Tinggal bersama tanpa menandatangani apa pun? Tentu saja mungkin. Tapi kalau sampai terjadi perpisahan, kecelakaan, kematian... semoga semuanya lancar. Kalian bisa dibilang dua teman sekamar. Sangat tidak romantis.
Ya, kita tidak hanya bicara soal dokumen, pajak, dan utang. Pernikahan juga berdampak pada anak-anak.
Ketika seorang anak lahir dalam sebuah pernikahan, sang suami secara otomatis dianggap sebagai ayahnya. Hal ini mungkin tampak praktis, tetapi dalam beberapa kasus, hal ini justru memperumit keadaan, terutama jika realitas biologisnya tidak sesuai.
Hakim sering kali akan mempertimbangkan status perkawinan saat memutuskan masalah hak asuh, tunjangan, atau wewenang orang tua. Hal ini dapat merugikan orang yang kurang aktif dalam kehidupan anak... meskipun mereka memiliki alasan yang kuat.
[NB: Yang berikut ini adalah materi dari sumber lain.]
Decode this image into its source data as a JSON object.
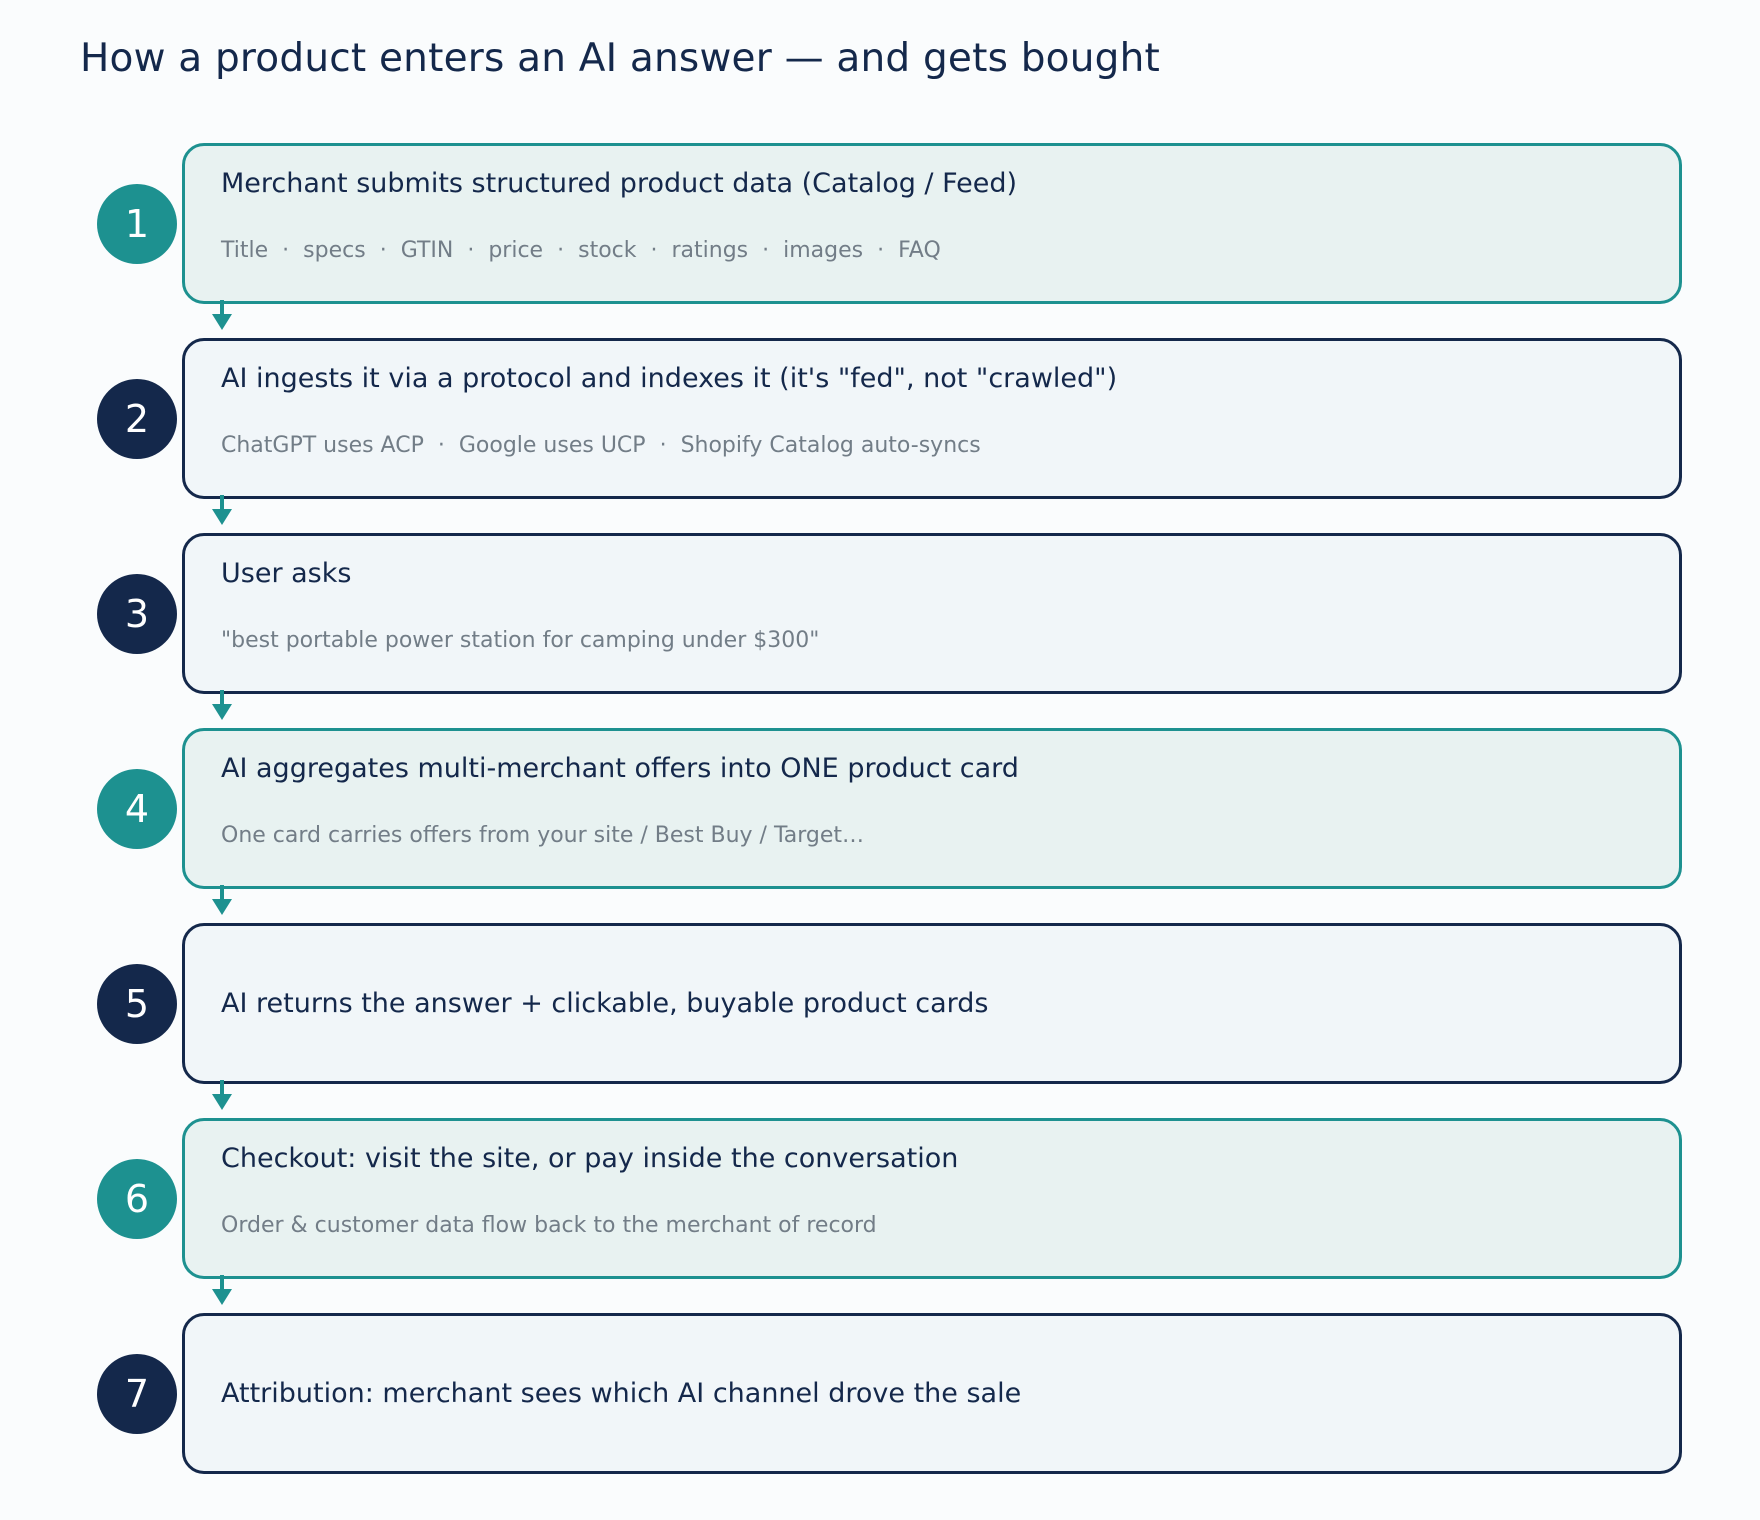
{
  "title": "How a product enters an AI answer — and gets bought",
  "colors": {
    "accent": "#1d9190",
    "dark": "#14284b",
    "accent_fill": "#e8f2f1",
    "dark_fill": "#f1f6f9",
    "detail_text": "#727d87"
  },
  "steps": [
    {
      "number": "1",
      "style": "accent",
      "title": "Merchant submits structured product data (Catalog / Feed)",
      "detail_items": [
        "Title",
        "specs",
        "GTIN",
        "price",
        "stock",
        "ratings",
        "images",
        "FAQ"
      ]
    },
    {
      "number": "2",
      "style": "dark",
      "title": "AI ingests it via a protocol and indexes it (it's \"fed\", not \"crawled\")",
      "detail_items": [
        "ChatGPT uses ACP",
        "Google uses UCP",
        "Shopify Catalog auto-syncs"
      ]
    },
    {
      "number": "3",
      "style": "dark",
      "title": "User asks",
      "detail_items": [
        "\"best portable power station for camping under $300\""
      ]
    },
    {
      "number": "4",
      "style": "accent",
      "title": "AI aggregates multi-merchant offers into ONE product card",
      "detail_items": [
        "One card carries offers from your site / Best Buy / Target…"
      ]
    },
    {
      "number": "5",
      "style": "dark",
      "title": "AI returns the answer + clickable, buyable product cards",
      "detail_items": []
    },
    {
      "number": "6",
      "style": "accent",
      "title": "Checkout: visit the site, or pay inside the conversation",
      "detail_items": [
        "Order & customer data flow back to the merchant of record"
      ]
    },
    {
      "number": "7",
      "style": "dark",
      "title": "Attribution: merchant sees which AI channel drove the sale",
      "detail_items": []
    }
  ],
  "separator": "·"
}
Sumber informasi.
Kami tidak ingin mematahkan semangat Anda (atau merusak gaun putih Anda), tetapi penting untuk memasuki pernikahan sipil dengan mata terbuka lebar. Karena di balik foto-foto Instagram dan pidato-pidato yang emosional, terdapat kerangka hukum yang nyata, terkadang memberatkan, seringkali membatasi.
Ini bukan berarti Anda tidak boleh menikah. Namun, ini berarti Anda harus berpikir matang-matang, mempertimbangkan untung ruginya, berdiskusi secara terbuka dengan pasangan, dan yang terpenting, jangan menikah "karena tradisi".
Pernikahan sipil bukanlah tindakan sepele. Ini adalah komitmen mendalam yang dapat berdampak signifikan pada hidup Anda, harta benda Anda, kebebasan Anda, dan bahkan keluarga Anda.
Jadi, sebelum Anda mengatakan "Saya bersedia", pastikan Anda memahami apa yang Anda katakan "Saya bersedia". Dan jika Anda ragu... bicarakanlah. Kepada pasangan Anda. Atau kepada pengacara. Atau kepada sepupu Anda yang telah bercerai tiga kali dan yang akan dapat mencerahkan Anda dengan humor dan kejujuran.